Thank you for your help,
Based on the marque, the maker could be just about anyone or several anyones located in Toledo. Toledo is still a center for European knife making, but more as a hub of OEM makers rather than as a place which is home to famous name brands. Someone who really knows Spanish knife making could undoubtedly nail it down more precisely, but... oh well.
The styles of the handle, ferrule and finger guard as well as the blade profile of your knife are patterned after modern Sabatiers, for instance the K-Sab Authentique; although the finger guard on your knife is heavier and not as graceful. That may or may not indicate that the knife is of lesser quality than the Sab in other ways as well. At any rate, the style is so distinct that the similarity is obviously intended to create the association with Sabatier in the buyer's mind.
Molibdeo Vanadio translates as Molybdenum Vanadium (I know. What are the odds?).
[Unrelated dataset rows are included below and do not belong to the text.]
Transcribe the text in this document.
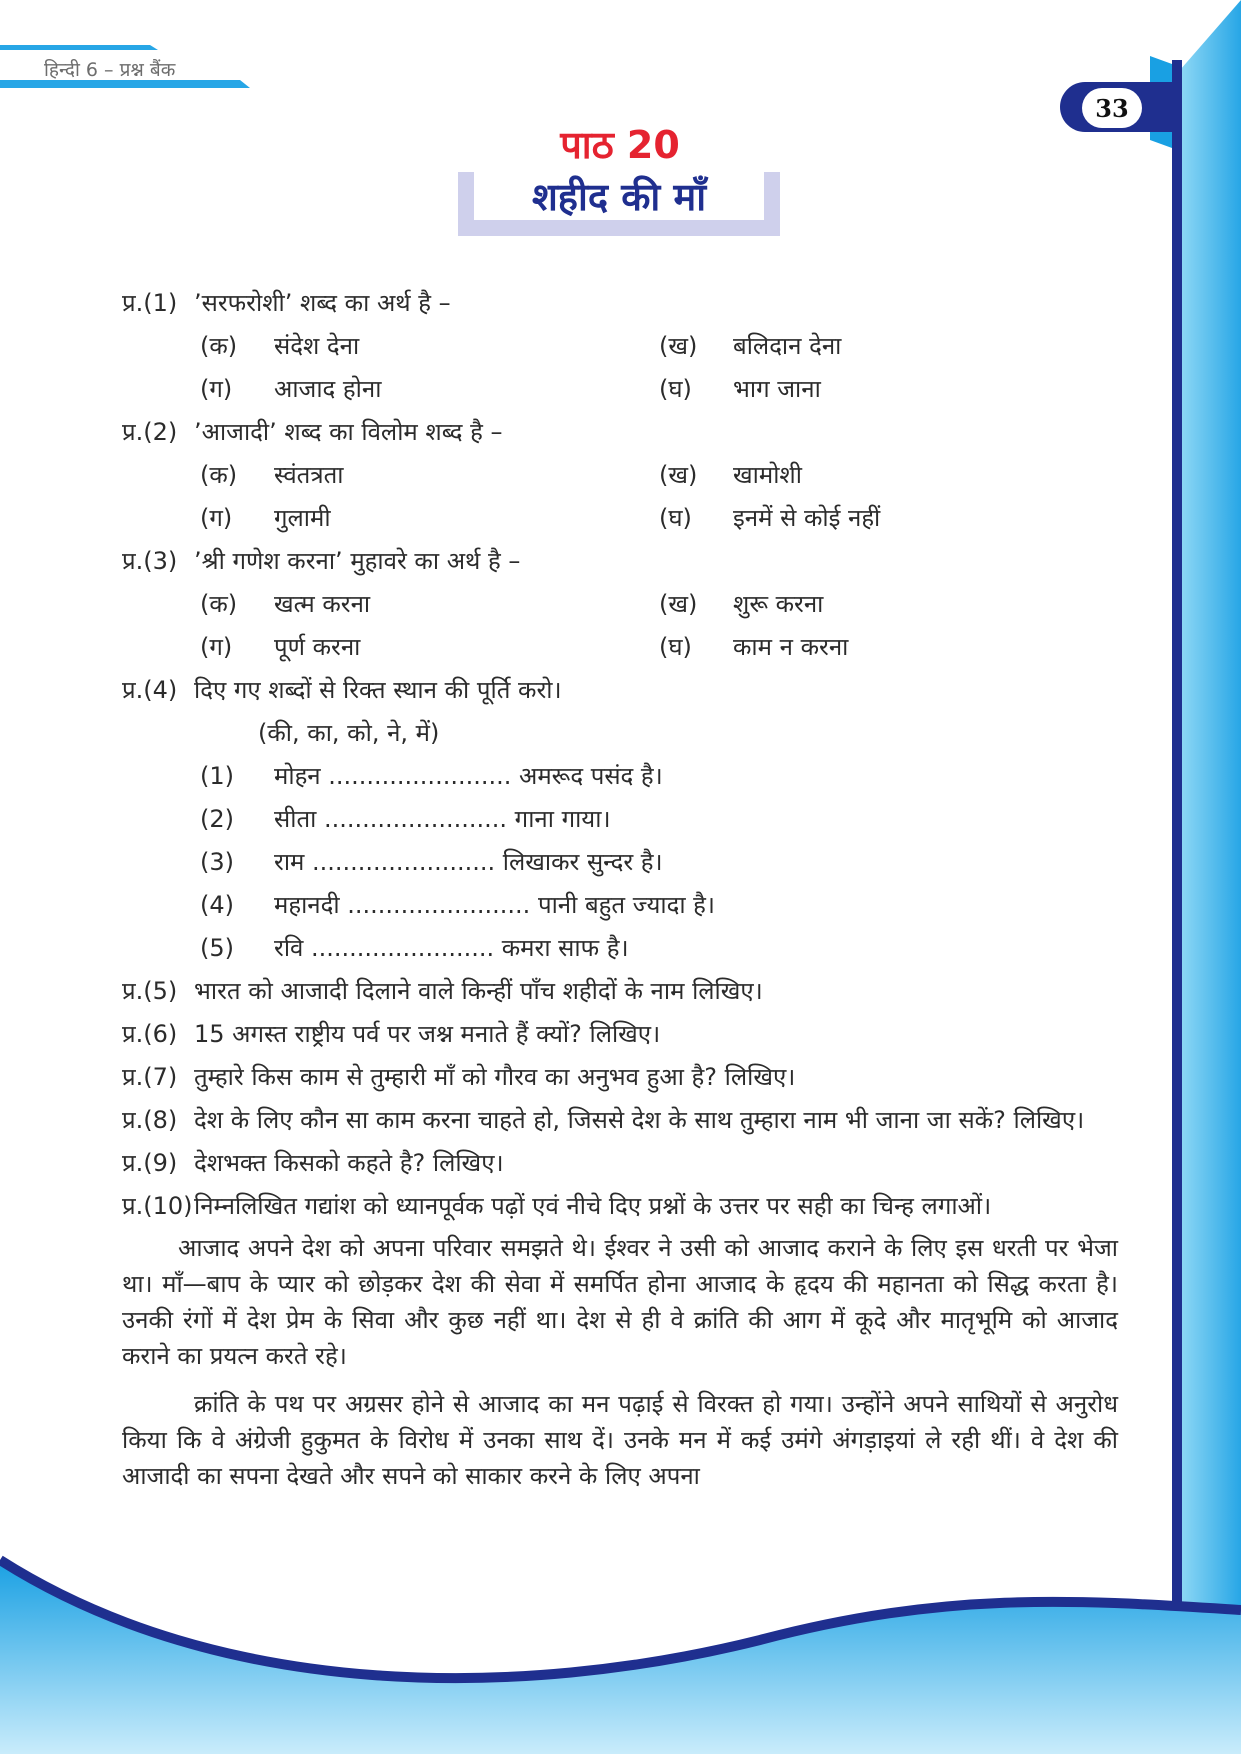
हिन्दी 6 – प्रश्न बैंक
33
पाठ 20
शहीद की माँ
प्र.(1) ’सरफरोशी’ शब्द का अर्थ है –
(क)	संदेश देना	(ख)	बलिदान देना
(ग)	आजाद होना	(घ)	भाग जाना
प्र.(2) ’आजादी’ शब्द का विलोम शब्द है –
(क)	स्वंतत्रता	(ख)	खामोशी
(ग)	गुलामी	(घ)	इनमें से कोई नहीं
प्र.(3) ’श्री गणेश करना’ मुहावरे का अर्थ है –
(क)	खत्म करना	(ख)	शुरू करना
(ग)	पूर्ण करना	(घ)	काम न करना
प्र.(4) दिए गए शब्दों से रिक्त स्थान की पूर्ति करो।
(की, का, को, ने, में)
(1)	मोहन ........................ अमरूद पसंद है।
(2)	सीता ........................ गाना गाया।
(3)	राम ........................ लिखाकर सुन्दर है।
(4)	महानदी ........................ पानी बहुत ज्यादा है।
(5)	रवि ........................ कमरा साफ है।
प्र.(5) भारत को आजादी दिलाने वाले किन्हीं पाँच शहीदों के नाम लिखिए।
प्र.(6) 15 अगस्त राष्ट्रीय पर्व पर जश्न मनाते हैं क्यों? लिखिए।
प्र.(7) तुम्हारे किस काम से तुम्हारी माँ को गौरव का अनुभव हुआ है? लिखिए।
प्र.(8) देश के लिए कौन सा काम करना चाहते हो, जिससे देश के साथ तुम्हारा नाम भी जाना जा सकें? लिखिए।
प्र.(9) देशभक्त किसको कहते है? लिखिए।
प्र.(10) निम्नलिखित गद्यांश को ध्यानपूर्वक पढ़ों एवं नीचे दिए प्रश्नों के उत्तर पर सही का चिन्ह लगाओं।

आजाद अपने देश को अपना परिवार समझते थे। ईश्वर ने उसी को आजाद कराने के लिए इस धरती पर भेजा था। माँ—बाप के प्यार को छोड़कर देश की सेवा में समर्पित होना आजाद के हृदय की महानता को सिद्ध करता है। उनकी रंगों में देश प्रेम के सिवा और कुछ नहीं था। देश से ही वे क्रांति की आग में कूदे और मातृभूमि को आजाद कराने का प्रयत्न करते रहे।

क्रांति के पथ पर अग्रसर होने से आजाद का मन पढ़ाई से विरक्त हो गया। उन्होंने अपने साथियों से अनुरोध किया कि वे अंग्रेजी हुकुमत के विरोध में उनका साथ दें। उनके मन में कई उमंगे अंगड़ाइयां ले रही थीं। वे देश की आजादी का सपना देखते और सपने को साकार करने के लिए अपना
That indicates a particular class of alloys commonly used in European knives with good toughness, grain and stain resistance characteristics, but low strength, mediocre hardening capacities, and mediocre edge characteristics. The words are intended to create a similar association in a European's mind as "High Carbon German Steel" might in an American.
IF your Toledo uses the same alloy as the better stainless Sabs, it's 1.4116 (aka X50CrMoV15, etc.), which, FWIW is the same alloy -- allowing for variations from different steel mills -- used in Wusthof, Victorinox, and many of the other "better" German knives. But it might also be the less expensive X45CrMoV15 or any one of a number of other alloys which have a lower carbon content and are in many other ways not as good.
In any case, the blade is probably hardened to the European standard for those steels, ~56RCH. At a guess the edge wears slowly, needs frequent steeling, and will not benefit from anything approaching a high polish. Without knowing more and still guessing, my suggestion would be to finish with a hard, black or translucent Arkansas stone.
How are you sharpening now?
Thank you very much for your reply.
The profile of this knife, as you pointed out, is French which fits me well. The blade starts very thick in the back ~3.8mm at the finger guard. Despite that, the knife is not too heavy ~9oz. It is my main go-to knife (even though I also have a couple of Shun Premier and a couple of Wusthof Ikon). This knife is both, nimble and sturdy (up to easily splitting squash and chicken).
I steel it lightly with the Shun Premier Steel. Infrequently, I sharpen it using an apex edgepro knockoff with #1200 oil stones at ~18 degrees per side, then strop on leather w/ diamond slurry. It holds the edge well.